Fret inward Literally, it is a hollow in its back-baldness or in its front-baldness a depression of the front or back side of the cloth, caused by eating off the nap. This scrupulous care of garments was a part of that process by which the idea of spiritual purity was to be developed through physical purity. First, the natural, afterward the spiritual. 1 Corinthians 15:46. 1 Corinthians 15:4. ) The leprous garment is not treated as contagious, since washing would develop the infection. 5.) According to Jewish law a minor, a heathen, a proselyte, a leprous garment, and a leprous house of a non-Israelite, do not render unclean, nor does a bridegroom seized with leprosy defile any one during the first seven days of his marriage. 6.) Naaman, a leper, commanded the armies of Syria; Gehazi conversed with the king of Israel; and the leper in later times was not shut out from the synagogue nor from the Christian churches. We conclude, therefore, that the treatment of the leprosy prescribed by Moses was not sanitary, but ceremonial, like the separation and uncleanness of menstruous women, and other defilements under the Mosaic law as touching the dead, and having an issue, (Numbers 5:2,) the treatment of which had a far deeper reason than sanitary caution.

(3.) This view suggests the important question, Of what is the leprosy the type? It is not surprising that the Holy Scriptures, especially the New Testament, affords no direct answer, for there are some types, like some parables, whose spiritual import is so obvious that they need no further explanation. All minds instantly appreciate the intended moral lesson. It is enough for us to know that the principle is laid down in the Epistle to the Hebrews that the whole of the Jewish dispensation was typical a shadow of good things to come in the Gospel. Hence we are not to expect that every type in the Levitical ritual will be explained in detail, and that its antitype be indicated in express terms by the spirit of inspiration. The leprosy, the only disease which rendered a person unclean, is an impressive type of the great moral malady, sin. This plague corrupts and destroys the soul, excludes from the society of the holy, and banishes the incurable to the eternal pest-house of hell. For this the only cleansing is the blood of Jesus Christ, as typically set forth in the cleansing of the leper in the next chapter. Says Hengstenberg, “Every leper was a living sermon, a loud admonition to keep unspotted from the world. The exclusion of lepers from the camp, from the holy city, conveyed figuratively the same lesson as is done in the New Testament passages. See notes on Matthew 6:24; Colossians 3:5; Revelation 21:27; Ephesians 5:5. It is only when we take this view of the leprosy that we account for the fact that just this disease so frequently occurs as the theocratic punishment of sin. The image of sin is best suited for reflecting it; he who is a sinner before God is represented as a sinner in the eyes of man also by the circumstance that he must exhibit before men the image of sin. God took care that the image and the thing itself were perfectly coincident, although, no doubt, there were exceptions.”

Leprosy is a living death, poisoning all the springs and corrupting all the humours of life, dissolving little by little the whole body, so that limb actually falls away from limb through decay. Hence the leper is the type of one dead in sin; the emblems of his misery are the same as those of mourning for the dead; and the means of cleansing him are the same as those prescribed for one who has touched a corpse, and which were never used except on these two occasions. The penitent cry of David, after his deadly sins, “Purge me with hyssop,” (Psalms 51:7,) indicates a sense of utter spiritual defilement, faintly symbolized by the loathsome leprosy which was ceremonially cleansed with hyssop.

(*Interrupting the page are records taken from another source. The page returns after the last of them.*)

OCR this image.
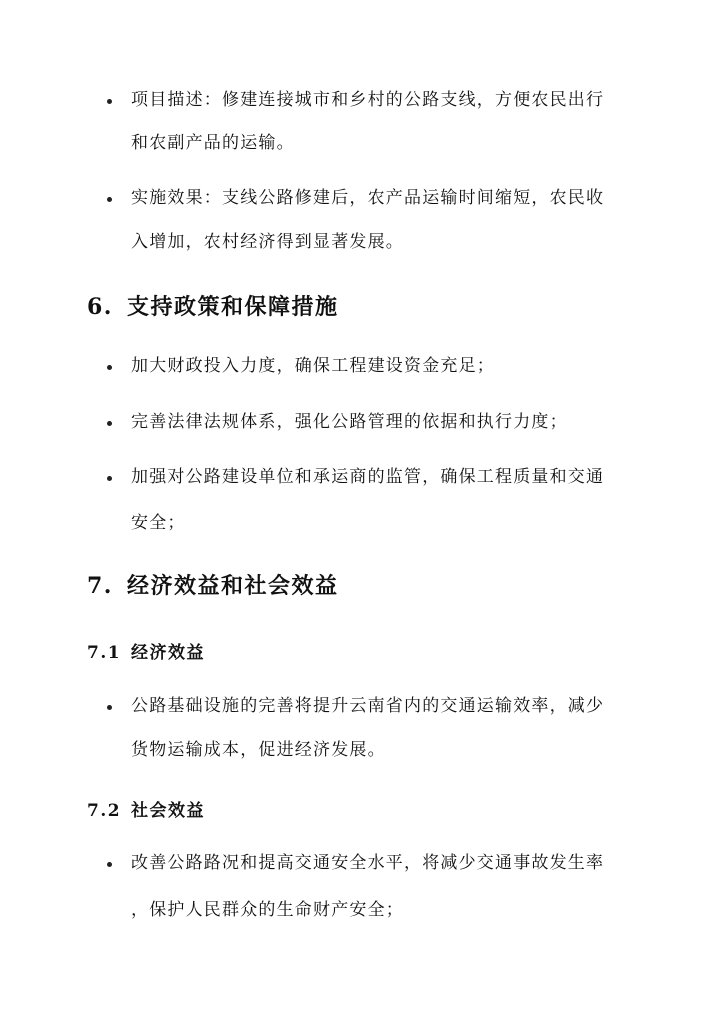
项目描述：修建连接城市和乡村的公路支线，方便农民出行
和农副产品的运输。
实施效果：支线公路修建后，农产品运输时间缩短，农民收
入增加，农村经济得到显著发展。
6. 支持政策和保障措施
加大财政投入力度，确保工程建设资金充足；
完善法律法规体系，强化公路管理的依据和执行力度；
加强对公路建设单位和承运商的监管，确保工程质量和交通
安全；
7. 经济效益和社会效益
7.1 经济效益
公路基础设施的完善将提升云南省内的交通运输效率，减少
货物运输成本，促进经济发展。
7.2 社会效益
改善公路路况和提高交通安全水平，将减少交通事故发生率
，保护人民群众的生命财产安全；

As the new-born children of leprous parents are often as pretty and as healthy in appearance as any others before the workings of the disease become visible in some of the signs described in this chapter, so the leprosy is a striking type of original or inborn depravity. If the sin principle in the sweetest babe is left unchecked by power divine he may unfold into a Nero, a Cesar Borgia, or a Robespierre.